# Optimization of box, varied material cost.

1. Jul 4, 2011

### QuarkCharmer

1. The problem statement, all variables and given/known data
Stewart Calculus 6E: 4.7 #14
A rectangular storage container with an open top is to have a volume of 10m³. The length of it's base is twice the width. Material for the base costs $10 per square meter. Material for the sides cost$6 per square meter.

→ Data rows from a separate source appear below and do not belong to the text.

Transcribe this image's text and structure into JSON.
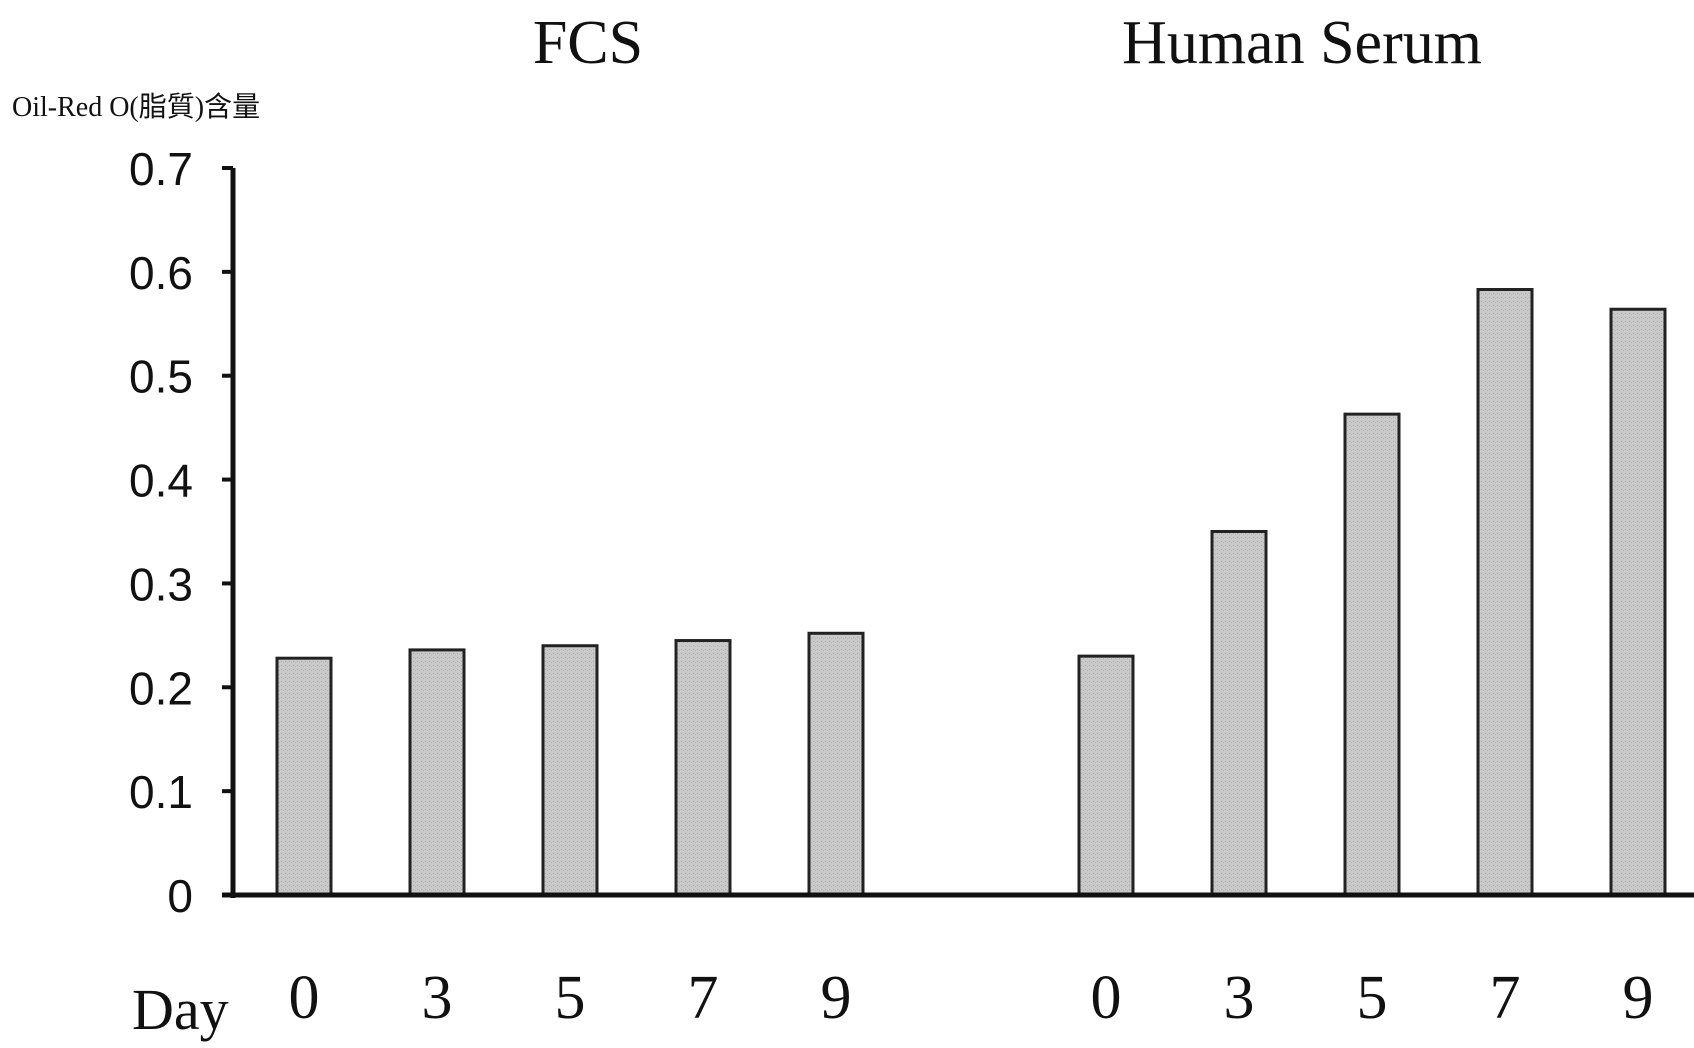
{
  "chart_data": {
    "type": "bar",
    "ylabel": "Oil-Red O(脂質)含量",
    "xlabel": "Day",
    "ylim": [
      0,
      0.7
    ],
    "yticks": [
      "0",
      "0.1",
      "0.2",
      "0.3",
      "0.4",
      "0.5",
      "0.6",
      "0.7"
    ],
    "grid": false,
    "bar_color": "#c6c6c6",
    "groups": [
      {
        "title": "FCS",
        "categories": [
          "0",
          "3",
          "5",
          "7",
          "9"
        ],
        "values": [
          0.228,
          0.236,
          0.24,
          0.245,
          0.252
        ]
      },
      {
        "title": "Human Serum",
        "categories": [
          "0",
          "3",
          "5",
          "7",
          "9"
        ],
        "values": [
          0.23,
          0.35,
          0.463,
          0.583,
          0.564
        ]
      }
    ]
  }
}
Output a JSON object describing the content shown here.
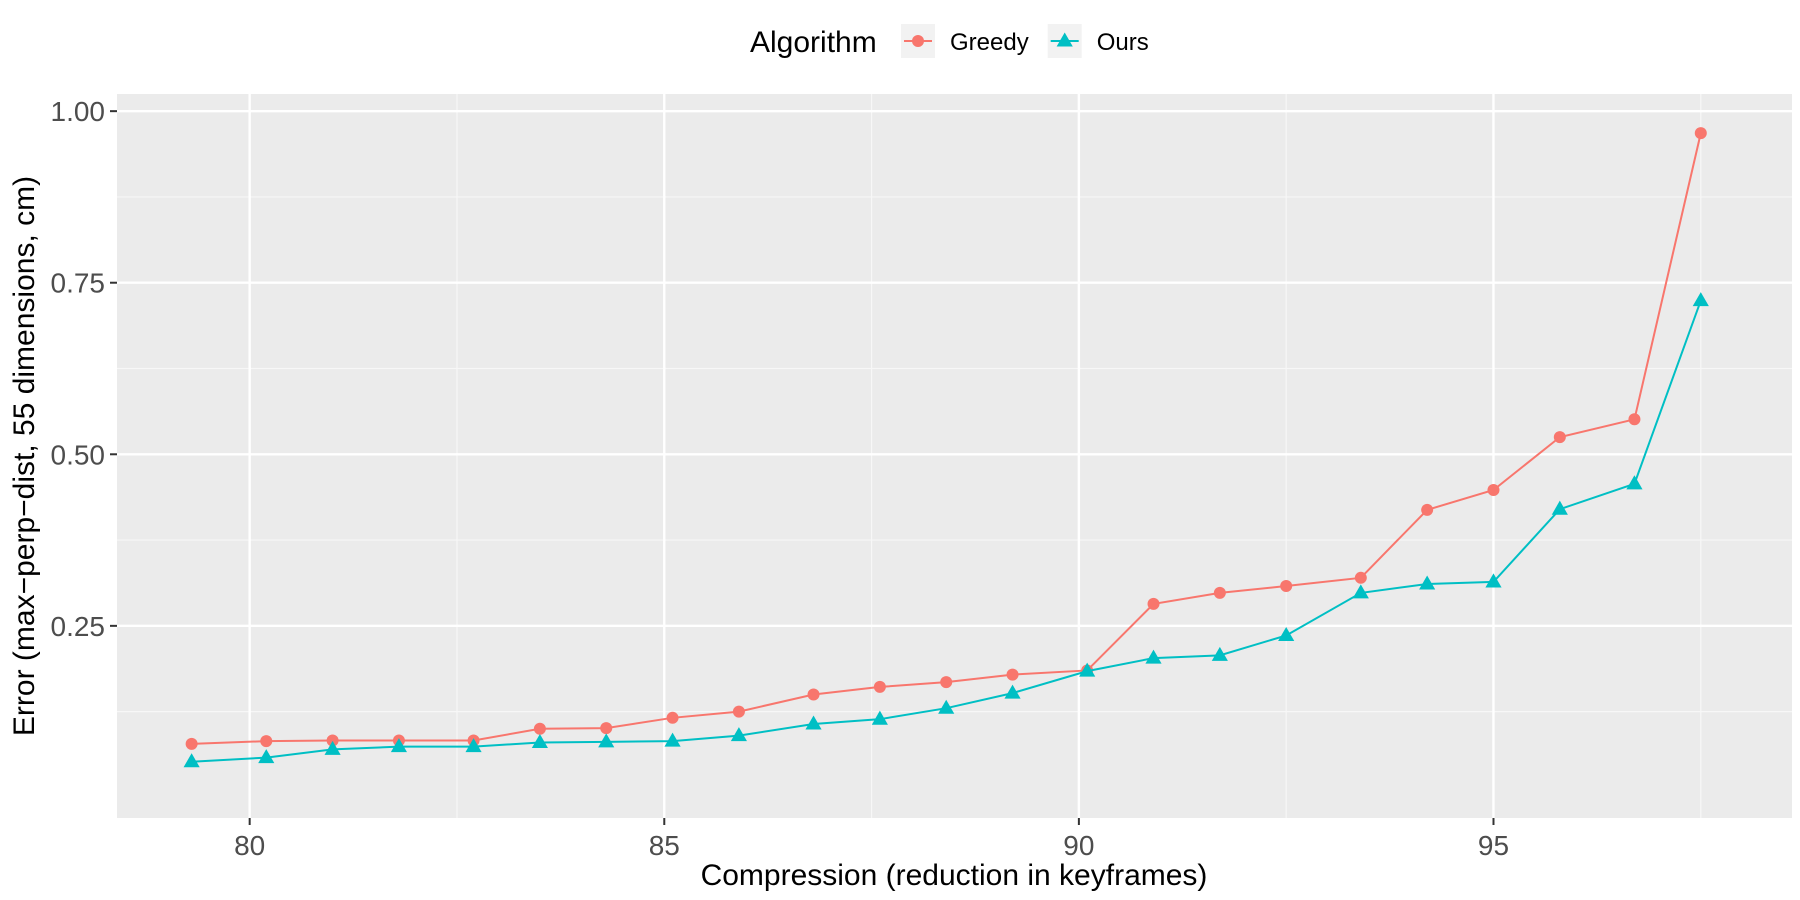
{
  "chart_data": {
    "type": "line",
    "xlabel": "Compression (reduction in keyframes)",
    "ylabel": "Error (max−perp−dist, 55 dimensions, cm)",
    "xlim": [
      78.4,
      98.6
    ],
    "ylim": [
      -0.03,
      1.025
    ],
    "x_ticks": [
      80,
      85,
      90,
      95
    ],
    "x_tick_labels": [
      "80",
      "85",
      "90",
      "95"
    ],
    "y_ticks": [
      0.25,
      0.5,
      0.75,
      1.0
    ],
    "y_tick_labels": [
      "0.25",
      "0.50",
      "0.75",
      "1.00"
    ],
    "grid": true,
    "legend": {
      "title": "Algorithm",
      "position": "top"
    },
    "series": [
      {
        "name": "Greedy",
        "color": "#F8766D",
        "marker": "circle",
        "x": [
          79.3,
          80.2,
          81.0,
          81.8,
          82.7,
          83.5,
          84.3,
          85.1,
          85.9,
          86.8,
          87.6,
          88.4,
          89.2,
          90.1,
          90.9,
          91.7,
          92.5,
          93.4,
          94.2,
          95.0,
          95.8,
          96.7,
          97.5
        ],
        "y": [
          0.078,
          0.082,
          0.083,
          0.083,
          0.083,
          0.1,
          0.101,
          0.116,
          0.125,
          0.15,
          0.161,
          0.168,
          0.179,
          0.185,
          0.282,
          0.298,
          0.308,
          0.32,
          0.419,
          0.448,
          0.525,
          0.551,
          0.968
        ]
      },
      {
        "name": "Ours",
        "color": "#00BFC4",
        "marker": "triangle",
        "x": [
          79.3,
          80.2,
          81.0,
          81.8,
          82.7,
          83.5,
          84.3,
          85.1,
          85.9,
          86.8,
          87.6,
          88.4,
          89.2,
          90.1,
          90.9,
          91.7,
          92.5,
          93.4,
          94.2,
          95.0,
          95.8,
          96.7,
          97.5
        ],
        "y": [
          0.052,
          0.058,
          0.07,
          0.074,
          0.074,
          0.08,
          0.081,
          0.082,
          0.09,
          0.107,
          0.114,
          0.13,
          0.152,
          0.184,
          0.203,
          0.207,
          0.236,
          0.298,
          0.311,
          0.314,
          0.42,
          0.457,
          0.724
        ]
      }
    ]
  }
}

Find the cost of materials for the cheapest such container.

2. Relevant equations

3. The attempt at a solution
I let the width of the box be W, the length be 2W, and the height be H.

Since:
$$2W^{2}H=10$$
I let $H=\frac{10}{2W^{2}}$

Then I claim that the cost of the base is given by:
$$(2W^{2})10 = 20W^{2}$$

The cost of the sides are given by:
$$(2WH + 4WH)6$$

So the total cost for the box could be written as:
$$20W^{2} + (2WH + 4WH)6$$
Substituting in $H=\frac{10}{2W^{2}}$, I get cost as a function of width?
$$C(W) =(2W(\frac{10}{2W^{2}})+4W(\frac{10}{2W^{2}}))6 + 20W^{2}$$
$$C(W) = \frac{180+20W^{3}}{W}$$

So I can minimize that function, and I find that the minimum is when the width is 1.65, and the cost of the box is about $163.50. So$163.50 is the solution? Does anyone see a problem with this?

2. Jul 4, 2011

### ideasrule

Nope, that's right. :)